@Gowtham_Rao: I need to look at the logic. I’m pretty sure that it doesn’t account for separate observation periods. I think if you have a gap size of 999999, and you have the following episodes:
OP1:<---------------------------------------------->
EP1: |-----------------------------|
OP2: <------------->
EP2: |---|
Here I’m showing a person with 2 events, no exit strategy, so the episode goes from the event to the end of observation period.
If you take the episodes and extend the end dates by 9999 days to combine them, it works like this:
EP1: |-----------------------------|--------------------------->
EP2: |---|
Yields:
EPF: |-------------------------------------------------|
OP1:<---------------------------------------------->
OP2: <------------->
And you can see the final episode (EPF) spans the observation periods.

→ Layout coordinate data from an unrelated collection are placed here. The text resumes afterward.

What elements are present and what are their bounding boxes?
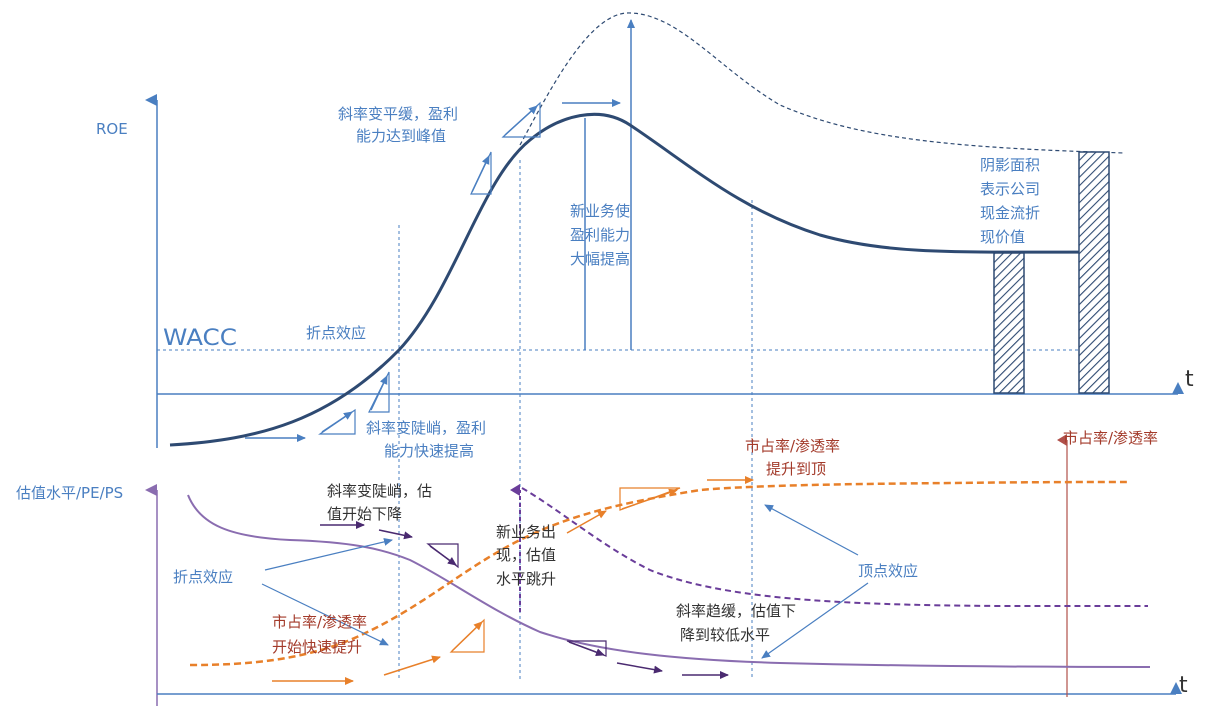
bottom-t-label: t (1179, 673, 1188, 698)
slope-steep-line1: 斜率变陡峭，盈利 (366, 419, 486, 437)
slope-triangle-1-arrow (321, 411, 353, 433)
shaded-area-line4: 现价值 (980, 228, 1025, 246)
new-business-line2: 盈利能力 (570, 226, 630, 244)
slope-flat-valuation-line2: 降到较低水平 (680, 626, 770, 644)
peak-effect-label: 顶点效应 (858, 562, 918, 580)
valuation-axis-label: 估值水平/PE/PS (16, 484, 123, 502)
inflection-effect-bottom: 折点效应 (173, 568, 233, 586)
slope-triangle-2-arrow (370, 375, 388, 411)
roe-label: ROE (96, 120, 128, 138)
top-t-label: t (1185, 367, 1194, 392)
share-fast-rise-line1: 市占率/渗透率 (272, 613, 367, 631)
valuation-triangle-1-arrow (429, 545, 457, 566)
share-arrow-2 (383, 655, 441, 676)
new-business-jump-line3: 水平跳升 (496, 570, 556, 588)
valuation-arrow-2 (378, 529, 413, 540)
share-top-line2: 提升到顶 (766, 460, 826, 478)
slope-steep-line2: 能力快速提高 (384, 442, 474, 460)
slope-flat-valuation-line1: 斜率趋缓，估值下 (676, 602, 796, 620)
slope-triangle-4-arrow (504, 105, 538, 136)
shaded-bar-1 (993, 252, 1025, 394)
share-fast-rise-line2: 开始快速提升 (272, 638, 362, 656)
valuation-arrow-3 (616, 662, 663, 674)
valuation-jump-curve (521, 487, 1148, 608)
pointer-peak-2 (761, 582, 869, 659)
share-arrow-3 (566, 510, 607, 534)
new-business-line3: 大幅提高 (570, 250, 630, 268)
new-business-jump-line1: 新业务出 (496, 523, 556, 541)
shaded-area-line2: 表示公司 (980, 180, 1040, 198)
pointer-peak-1 (764, 504, 859, 556)
slope-flatten-line1: 斜率变平缓，盈利 (338, 105, 458, 123)
shaded-bar-2 (1078, 151, 1110, 394)
slope-flatten-line2: 能力达到峰值 (356, 127, 446, 145)
pointer-inflection-1 (264, 537, 393, 571)
slope-steep-valuation-line2: 值开始下降 (327, 505, 402, 523)
share-triangle-1-arrow (451, 621, 483, 652)
market-share-curve (189, 480, 1129, 667)
valuation-triangle-2-arrow (568, 641, 605, 656)
share-triangle-2-arrow (621, 488, 678, 510)
roe-curve (169, 112, 1111, 447)
valuation-curve (187, 494, 1151, 668)
market-share-axis-label: 市占率/渗透率 (1063, 429, 1158, 447)
pointer-inflection-2 (261, 583, 389, 646)
wacc-label: WACC (163, 326, 237, 351)
new-business-jump-line2: 现，估值 (496, 546, 556, 564)
share-top-line1: 市占率/渗透率 (745, 437, 840, 455)
slope-triangle-3-arrow (471, 155, 490, 193)
inflection-effect-top: 折点效应 (306, 324, 366, 342)
shaded-area-line1: 阴影面积 (980, 156, 1040, 174)
roe-new-business-curve (519, 12, 1126, 154)
new-business-line1: 新业务使 (570, 202, 630, 220)
slope-steep-valuation-line1: 斜率变陡峭，估 (327, 482, 432, 500)
shaded-area-line3: 现金流折 (980, 204, 1040, 222)
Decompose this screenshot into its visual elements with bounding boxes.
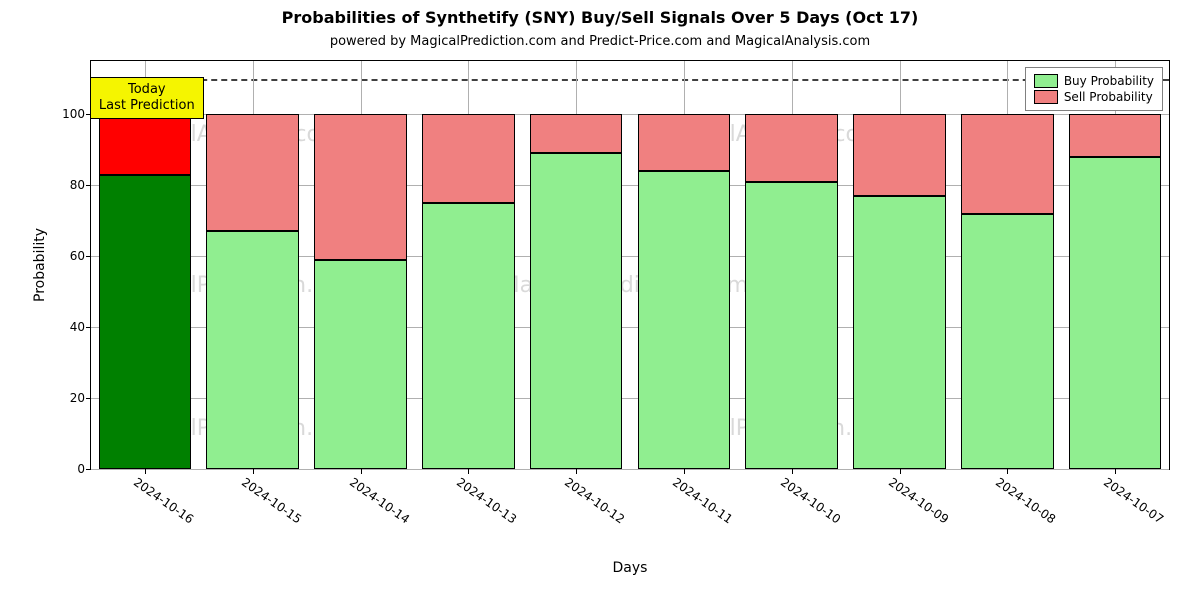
bar-sell [530,114,623,153]
xtick-mark [1007,469,1008,474]
x-axis-label: Days [90,560,1170,576]
bar-slot [745,61,838,469]
legend: Buy Probability Sell Probability [1025,67,1163,111]
bar-buy [853,196,946,469]
xtick-label: 2024-10-08 [993,475,1058,526]
bar-sell [853,114,946,196]
ytick-label: 40 [70,320,85,334]
ytick-mark [86,469,91,470]
bar-slot [422,61,515,469]
ytick-label: 80 [70,178,85,192]
bar-sell [314,114,407,259]
bar-slot [638,61,731,469]
legend-item: Buy Probability [1034,74,1154,88]
bar-buy [1069,157,1162,469]
xtick-label: 2024-10-16 [131,475,196,526]
bar-sell [206,114,299,231]
bar-buy [314,260,407,469]
bar-sell [745,114,838,181]
bar-slot [961,61,1054,469]
xtick-mark [145,469,146,474]
ytick-label: 60 [70,249,85,263]
bar-sell [961,114,1054,213]
bar-buy [961,214,1054,469]
bar-buy [530,153,623,469]
xtick-mark [792,469,793,474]
bar-slot [206,61,299,469]
bar-slot [99,61,192,469]
ytick-mark [86,327,91,328]
xtick-mark [576,469,577,474]
ytick-mark [86,398,91,399]
ytick-label: 0 [77,462,85,476]
legend-label: Sell Probability [1064,90,1153,104]
bar-sell [422,114,515,203]
xtick-label: 2024-10-07 [1101,475,1166,526]
xtick-mark [1115,469,1116,474]
xtick-label: 2024-10-14 [346,475,411,526]
xtick-mark [468,469,469,474]
plot-area: MagicalAnalysis.comMagicalAnalysis.comMa… [90,60,1170,470]
xtick-label: 2024-10-10 [778,475,843,526]
xtick-label: 2024-10-12 [562,475,627,526]
xtick-label: 2024-10-09 [885,475,950,526]
today-annotation: TodayLast Prediction [90,77,204,120]
legend-item: Sell Probability [1034,90,1154,104]
bar-buy [745,182,838,469]
bar-sell [638,114,731,171]
xtick-mark [900,469,901,474]
bar-buy [422,203,515,469]
bar-slot [314,61,407,469]
bar-buy [99,175,192,469]
bar-sell [99,114,192,174]
xtick-mark [253,469,254,474]
bar-sell [1069,114,1162,157]
legend-swatch [1034,74,1058,88]
legend-swatch [1034,90,1058,104]
xtick-mark [361,469,362,474]
bar-buy [638,171,731,469]
ytick-mark [86,256,91,257]
chart-subtitle: powered by MagicalPrediction.com and Pre… [0,34,1200,49]
legend-label: Buy Probability [1064,74,1154,88]
ytick-label: 100 [62,107,85,121]
xtick-label: 2024-10-13 [454,475,519,526]
y-axis-label: Probability [30,60,50,470]
bar-slot [853,61,946,469]
bar-slot [530,61,623,469]
xtick-label: 2024-10-11 [670,475,735,526]
xtick-mark [684,469,685,474]
bar-slot [1069,61,1162,469]
xtick-label: 2024-10-15 [239,475,304,526]
chart-title: Probabilities of Synthetify (SNY) Buy/Se… [0,8,1200,27]
figure: Probabilities of Synthetify (SNY) Buy/Se… [0,0,1200,600]
ytick-mark [86,185,91,186]
bar-buy [206,231,299,469]
ytick-label: 20 [70,391,85,405]
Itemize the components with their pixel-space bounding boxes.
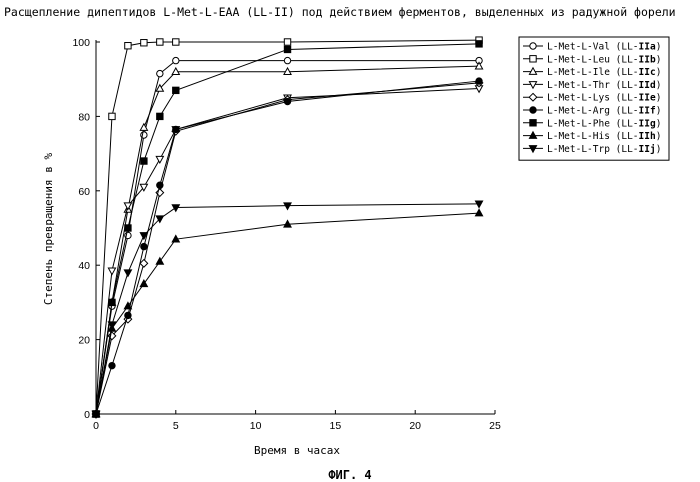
data-point [108,268,115,275]
data-point [475,209,482,216]
data-point [173,87,179,93]
chart-figure: Расщепление дипептидов L-Met-L-EAA (LL-I… [0,0,700,482]
y-tick-label: 80 [78,111,90,123]
chart-title: Расщепление дипептидов L-Met-L-EAA (LL-I… [4,5,676,19]
x-axis-label: Время в часах [254,444,340,457]
data-point [157,39,163,45]
figure-caption: ФИГ. 4 [328,468,371,482]
data-point [156,156,163,163]
data-point [157,70,163,76]
legend: L-Met-L-Val (LL-IIa)L-Met-L-Leu (LL-IIb)… [519,37,669,160]
data-point [173,57,179,63]
data-point [157,182,163,188]
data-point [125,43,131,49]
data-point [141,40,147,46]
x-tick-label: 0 [93,420,99,432]
series-6 [93,78,482,417]
legend-marker [530,107,536,113]
data-point [284,57,290,63]
series-5 [92,79,483,418]
series-line [96,81,479,414]
data-point [284,98,290,104]
data-point [173,126,179,132]
data-point [284,46,290,52]
series-8 [92,209,482,416]
series-3 [92,62,482,416]
series-1 [93,57,482,417]
y-tick-label: 60 [78,186,90,198]
y-axis-label: Степень превращения в % [42,152,55,305]
series-4 [92,86,482,418]
data-point [157,113,163,119]
legend-marker [530,120,536,126]
series-line [96,61,479,414]
data-point [109,299,115,305]
legend-label: L-Met-L-Trp (LL-IIj) [547,144,661,155]
data-point [140,260,148,268]
x-tick-label: 15 [330,420,342,432]
series-line [96,66,479,414]
x-tick-label: 20 [409,420,421,432]
data-point [125,225,131,231]
x-tick-label: 10 [250,420,262,432]
x-tick-label: 5 [173,420,179,432]
y-tick-label: 0 [84,409,90,421]
data-point [109,362,115,368]
data-point [141,158,147,164]
series-line [96,83,479,414]
data-point [475,62,482,69]
data-point [124,203,131,210]
data-point [141,243,147,249]
legend-marker [530,56,536,62]
legend-label: L-Met-L-Leu (LL-IIb) [547,54,661,65]
data-point [124,270,131,277]
legend-label: L-Met-L-Thr (LL-IId) [547,80,661,91]
data-point [476,41,482,47]
data-point [172,205,179,212]
data-point [172,68,179,75]
y-tick-label: 40 [78,260,90,272]
legend-label: L-Met-L-Lys (LL-IIe) [547,93,661,104]
data-point [173,39,179,45]
series-group [92,37,483,418]
legend-label: L-Met-L-Val (LL-IIa) [547,42,661,53]
chart-svg: Расщепление дипептидов L-Met-L-EAA (LL-I… [0,0,700,482]
series-line [96,89,479,415]
legend-label: L-Met-L-His (LL-IIh) [547,131,661,142]
data-point [125,312,131,318]
legend-label: L-Met-L-Phe (LL-IIg) [547,118,661,129]
legend-marker [530,43,536,49]
series-line [96,213,479,414]
legend-label: L-Met-L-Ile (LL-IIc) [547,67,661,78]
data-point [284,39,290,45]
y-tick-label: 20 [78,335,90,347]
y-tick-label: 100 [72,37,90,49]
legend-label: L-Met-L-Arg (LL-IIf) [547,106,661,117]
data-point [476,78,482,84]
x-tick-label: 25 [489,420,501,432]
series-line [96,204,479,414]
data-point [109,113,115,119]
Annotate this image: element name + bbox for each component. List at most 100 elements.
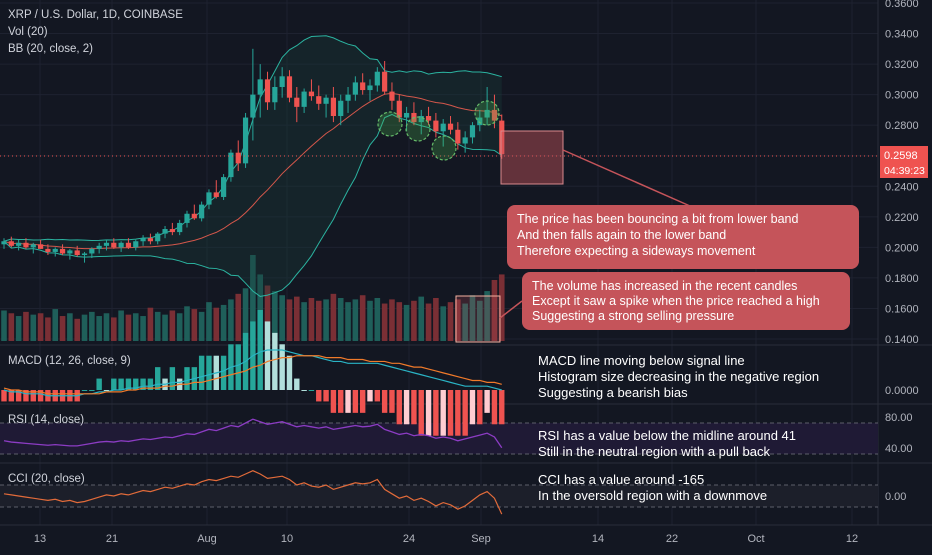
time-axis-label: 22 [666,533,678,545]
time-axis-label: Sep [471,533,491,545]
candle-body [389,91,395,101]
rsi-line [3,418,503,449]
time-axis-label: 12 [846,533,858,545]
candle-body [338,100,344,117]
volume-indicator-label[interactable]: Vol (20) [8,26,48,38]
macd-histogram-bar [206,355,212,390]
price-plot [0,35,878,515]
bounce-highlight-circle [474,100,500,126]
candle-body [257,79,263,95]
price-annotation[interactable]: The price has been bouncing a bit from l… [507,205,859,269]
volume-note-line-2: Except it saw a spike when the price rea… [532,294,820,308]
macd-indicator-label[interactable]: MACD (12, 26, close, 9) [8,355,131,367]
candle-body [125,242,132,248]
macd-histogram-bar [125,378,132,390]
macd-histogram-bar [235,344,241,390]
candle-body [147,238,153,242]
candle-body [206,192,212,205]
volume-bar [272,291,278,341]
volume-bar [396,302,403,341]
volume-bar [381,303,388,341]
cci-indicator-label[interactable]: CCI (20, close) [8,473,85,485]
indicator-panes [0,0,932,526]
macd-histogram-bar [484,390,490,413]
candle-body [491,109,498,121]
time-axis-label: 13 [34,533,46,545]
macd-histogram-bar [499,390,505,425]
price-axis-label: 0.3600 [885,0,919,10]
macd-histogram-bar [367,390,373,402]
symbol-title[interactable]: XRP / U.S. Dollar, 1D, COINBASE [8,9,183,21]
volume-bar [389,299,395,341]
volume-note-line-3: Suggesting a strong selling pressure [532,309,734,323]
volume-bar [462,303,468,341]
volume-bar [125,314,132,341]
volume-bar [337,298,344,341]
bounce-highlight-circle [431,135,457,161]
bollinger-lower [3,113,503,297]
volume-annotation[interactable]: The volume has increased in the recent c… [522,272,850,330]
volume-bar [132,313,139,341]
macd-histogram-bar [23,390,29,402]
cci-band [0,485,878,507]
volume-bar [279,295,285,341]
price-axis: 0.36000.34000.32000.30000.28000.26000.24… [34,0,919,545]
volume-bar [418,296,425,341]
volume-bar [59,316,66,341]
candle-body [418,116,424,123]
candle-body [38,244,44,249]
volume-bar [37,313,44,341]
candle-body [96,245,102,249]
volume-bar [74,318,80,341]
time-axis-label: 21 [106,533,118,545]
candle-body [330,97,336,117]
macd-histogram-bar [147,378,154,390]
volume-bar [411,300,417,341]
volume-bar [447,302,454,341]
volume-bar [206,302,212,341]
time-axis-label: Oct [747,533,764,545]
candle-body [111,242,117,248]
rsi-axis-label: 80.00 [885,412,913,424]
macd-histogram-bar [462,390,468,436]
candle-body [382,71,388,92]
price-axis-label: 0.2000 [885,242,919,254]
macd-note-line-1: MACD line moving below signal line [538,353,745,368]
volume-bar [45,317,51,341]
candle-body [345,94,351,101]
volume-bar [433,298,439,341]
bollinger-indicator-label[interactable]: BB (20, close, 2) [8,43,93,55]
candle-body [323,97,329,104]
candle-body [455,129,461,144]
volume-bar [228,299,234,341]
volume-bar [498,274,505,341]
macd-histogram-bar [374,390,381,402]
volume-bar [235,293,242,341]
price-axis-label: 0.1600 [885,303,919,315]
candle-body [477,117,483,126]
candle-body [118,242,124,248]
candle-body [425,116,432,121]
macd-histogram-bar [1,390,7,402]
volume-bar [154,311,161,341]
volume-bar [374,298,381,341]
volume-bar [352,299,359,341]
candle-body [89,248,95,254]
volume-bar [96,316,102,341]
candle-body [235,152,241,164]
volume-note-line-1: The volume has increased in the recent c… [532,279,797,293]
rsi-indicator-label[interactable]: RSI (14, close) [8,414,84,426]
candle-body [1,241,7,245]
volume-bar [367,300,373,341]
macd-histogram-bar [411,390,417,425]
candle-body [177,222,183,233]
bounce-highlight-circle [377,111,403,137]
candle-body [396,100,402,118]
candle-body [264,79,271,103]
volume-bar [67,313,73,341]
candle-body [67,250,73,254]
bollinger-basis [3,92,502,250]
volume-bar [103,313,110,341]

I think the solution is to take the final episodes and split them up by finding episode durations that overlap the observation periods like so:
EPF: |-------------------------------------------------|
OP1:<---------------------------------------------->
OP2: <------------->
Yields:
FE1: |-----------------------------|
FE2: |------------|
Here, FE means ‘Final Episode’.
I have some reservations about doing it this way: The time at risk in the second observation period is being driven by some events appearing in the first observation period, and, in the past, there’s been some very strict requirements about containing the events that contribute to a cohort episode all come from the same observation period. However, there is some Themis work that is allowing events to appear outside of an observation period…so it’s possible that it’s OK for a cohort episode to span observation periods.
I’ll have to wait and see what the Themis group comes up with.